Kein Job zum Sattmachen: „Die Beschäftigten müssen oft mehrere Jobs machen, um davon leben zu können."

„Mini-Job-Schwemme“ in der Gastronomie: Immer mehr Hotels, Gaststätten und Restaurants in Bochum setzen auf Teilzeitkräfte und 400-Euro-Jobber. Das hat die Gewerkschaft Nahrung-Genuss-Gaststätten (NGG) kritisiert. In der Gastro-Branche werde es für Beschäftigte immer schwerer, einen Vollzeitjob zu bekommen. So habe die Arbeitsagentur im vergangenen Jahr in Bochum mehr als 3.790 Mini-Jobber in der Hotel- und Gaststättenbranche registriert. Die Zahl der geringfügig Beschäftigten habe sich damit in den zurückliegenden zehn Jahren nahezu verdoppelt. Auch die Teilzeitarbeit boome: Von der Köchin bis zum Kellner hatten mehr als 960 Menschen in Bochum im vergangenen Jahr lediglich einen Teilzeitjob. „Die Gastro-Branche setzt bewusst auf ‚Patchwork-Belegschaften’ mit Mini-Verträgen“, sagt Yvonne Sachtje von der NGG Ruhr. Die Arbeitgeber sparten damit Sozialabgaben. Es falle ihnen auch leichter, den Tariflohn zu unterlaufen. „Und Mini-Jobbern werden häufig tarifliche Leistungen wie Urlaubs- und Weihnachtsgeld, tariflicher Urlaub sowie Entgeltfortzahlung im Krankheitsfall, die ihnen eigentlich zustehen, vorenthalten“, so die NGG-Geschäftsführerin. Spätestens dann, wenn es um die Rente gehe, würden Teilzeit- und Mini-Jobs für einen Großteil der Beschäftigten zum Bumerang: Viel zu geringe Rentenansprüche und damit Altersarmut seien vorprogrammiert. „Hier hilft nur ein gesetzlicher Mindestlohn von 8,50 Euro“, sagt Sachtje.

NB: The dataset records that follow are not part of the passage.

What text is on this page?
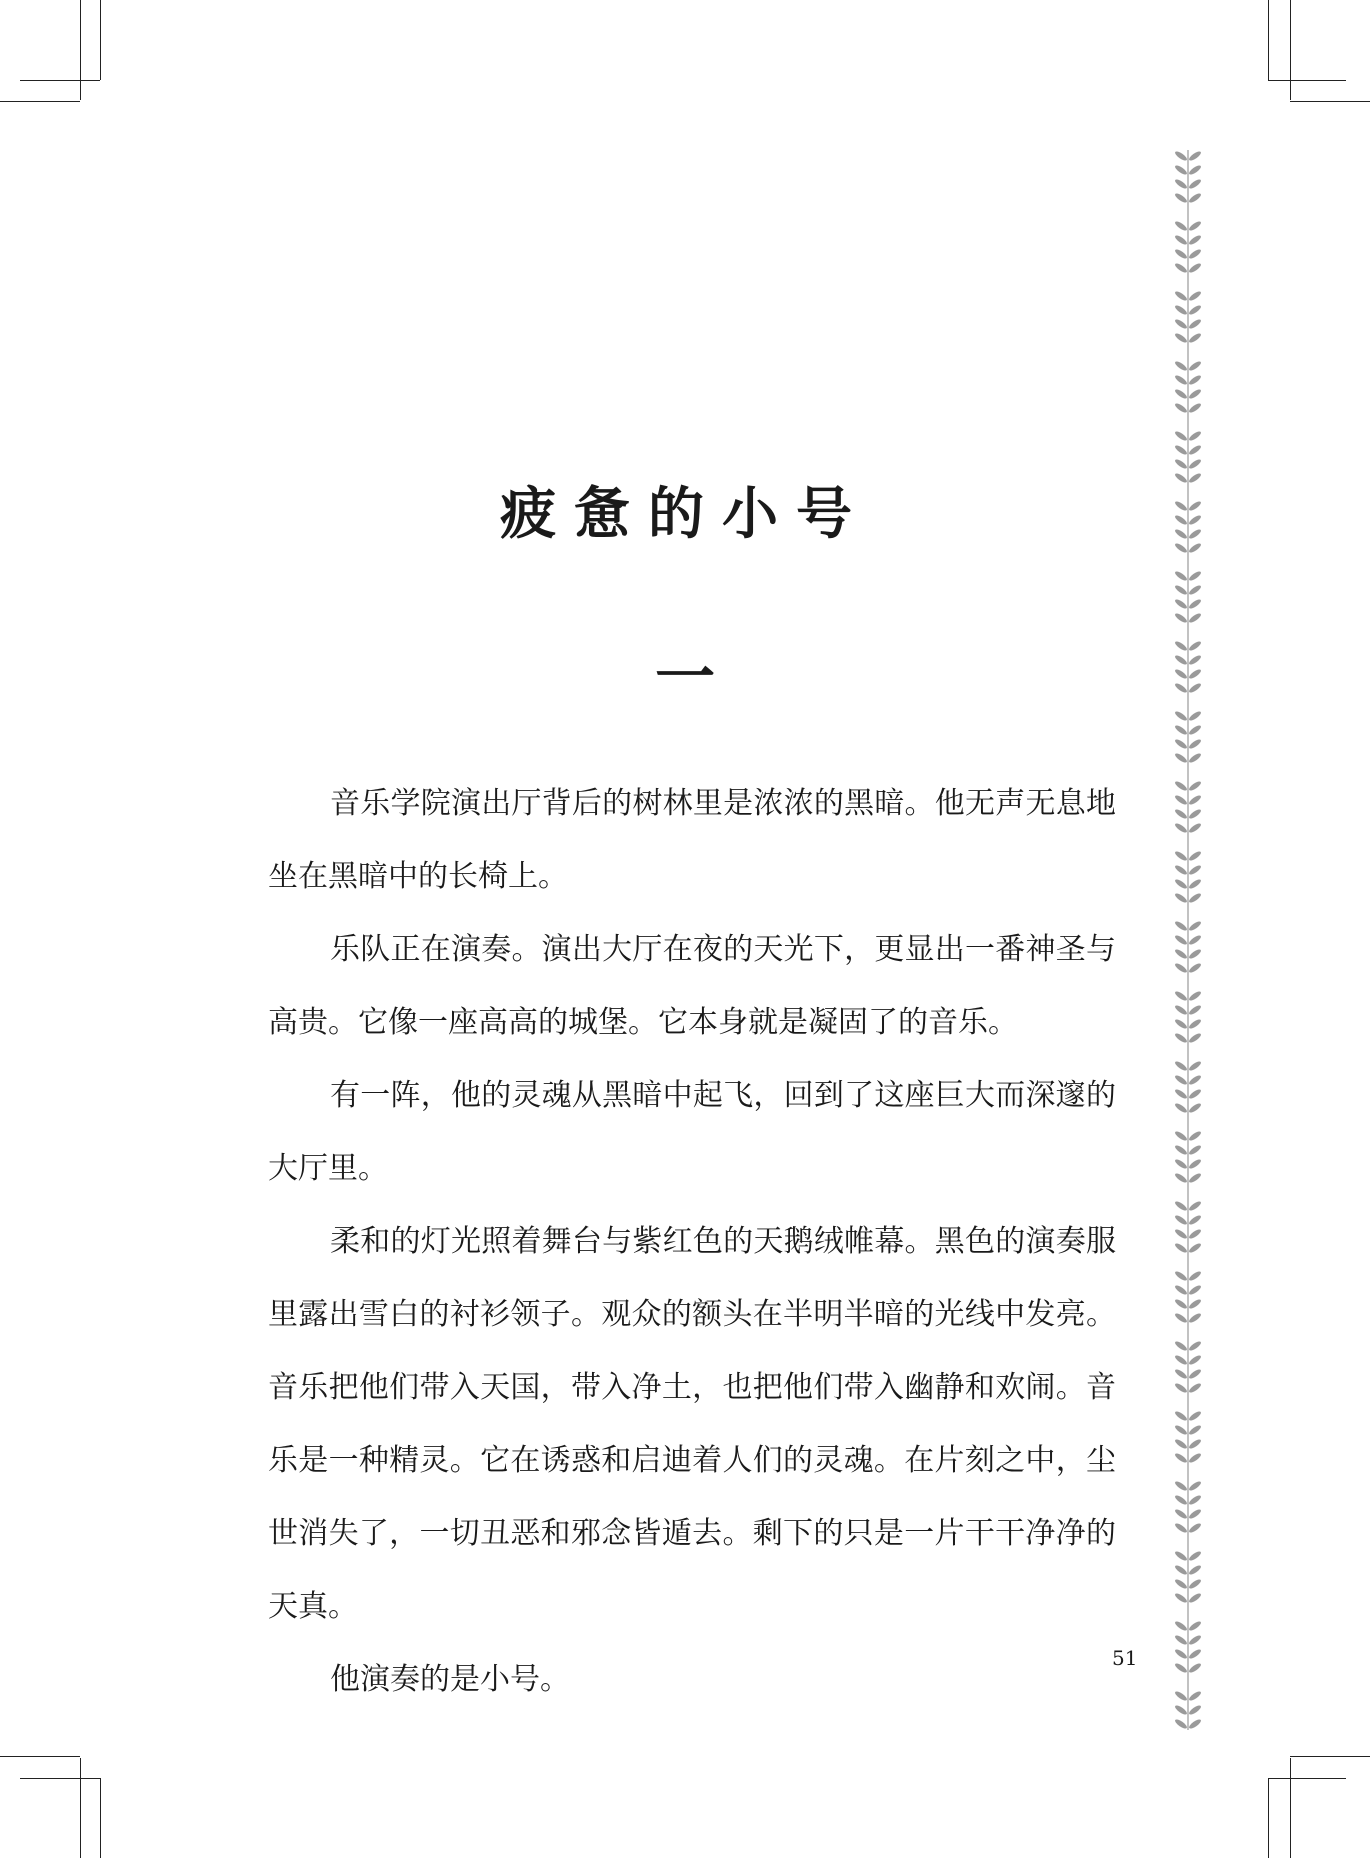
疲惫的小号
一

音乐学院演出厅背后的树林里是浓浓的黑暗。他无声无息地坐在黑暗中的长椅上。

乐队正在演奏。演出大厅在夜的天光下，更显出一番神圣与高贵。它像一座高高的城堡。它本身就是凝固了的音乐。

有一阵，他的灵魂从黑暗中起飞，回到了这座巨大而深邃的大厅里。

柔和的灯光照着舞台与紫红色的天鹅绒帷幕。黑色的演奏服里露出雪白的衬衫领子。观众的额头在半明半暗的光线中发亮。音乐把他们带入天国，带入净土，也把他们带入幽静和欢闹。音乐是一种精灵。它在诱惑和启迪着人们的灵魂。在片刻之中，尘世消失了，一切丑恶和邪念皆遁去。剩下的只是一片干干净净的天真。

他演奏的是小号。

51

„Der Trend, den Beschäftigten in Bochum lediglich kleine und zudem oft auch noch befristete Arbeitsverträge zu geben, wirft ein denkbar schlechtes Licht auf die Branche“, so Yvonne Sachtje. Schon jetzt seien Hotellerie und Gastronomie Schlusslichter bei den Löhnen und beim Ranking der Ausbildungsberufe. „Mit diesen Arbeitsbedingungen wird es keinem Hoteldirektor und keiner Restaurantchefin gelingen, einen Betrieb auf Dauer erfolgreich zu führen. Jeder muss mit seinem Job die eigene Existenz sichern können. Wer arbeitet, der muss davon auch leben können“, so die Geschäftsführerin der NGG Ruhr. Viele Beschäftigte in der Gastronomie seien derzeit gezwungen, gleich mehrere Teilzeit-Jobs zu machen, um über die Runden zu kommen. Viele seien als Aufstocker sogar auf staatliche Unterstützung angewiesen.